The ICO additionally mentioned that the data of just about 82,000 drivers primarily based within the UK – which included particulars of journeys made and how a lot they had been paid – had been additionally taken in the course of the incident in October and November 2016.

The breach occurred earlier than the introduction of the General Data Protection Regulation (GDPR) earlier this 12 months, which might empower the ICO to concern fines as much as 17 million kilos or four p.c of an organization’s international turnover.

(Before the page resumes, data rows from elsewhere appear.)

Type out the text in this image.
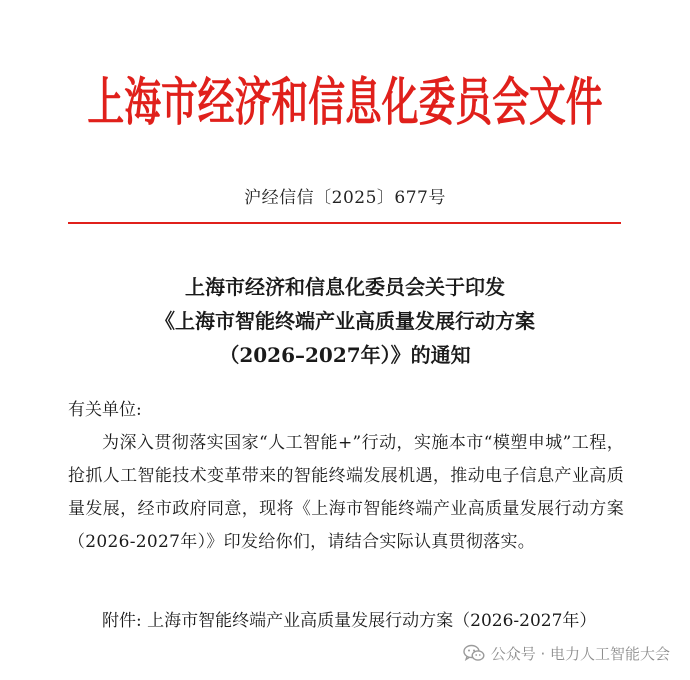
上海市经济和信息化委员会文件
沪经信信〔2025〕677号
上海市经济和信息化委员会关于印发
《上海市智能终端产业高质量发展行动方案
（2026–2027年）》的通知

有关单位:

为深入贯彻落实国家“人工智能+”行动，实施本市“模塑申城”工程，抢抓人工智能技术变革带来的智能终端发展机遇，推动电子信息产业高质量发展，经市政府同意，现将《上海市智能终端产业高质量发展行动方案（2026-2027年）》印发给你们，请结合实际认真贯彻落实。

附件: 上海市智能终端产业高质量发展行动方案（2026-2027年）
公众号 · 电力人工智能大会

Uber, which has additionally confronted licensing issues in London and a long-running authorized battle over staff’ rights for its British drivers, mentioned it had modified data practices since 2016 and this 12 months employed a chief privateness officer and data safety officer.

“We’re pleased to close this chapter on the data incident from 2016,” Uber mentioned in a press release.

“As we shared with European authorities during their investigations, we’ve made a number of technical improvements to the security of our systems both in the immediate wake of the incident as well as in the years since.”

The breach affected 174,000 folks within the Netherlands and the Dutch DPA mentioned it was fining Uber for failing to report the incident inside 72 hours of its discovery.

Reporting by Alistair Smout in London and Muvija M in Bengaluru; Editing by David Goodman

Our Standards:The Thomson Reuters Trust Principles.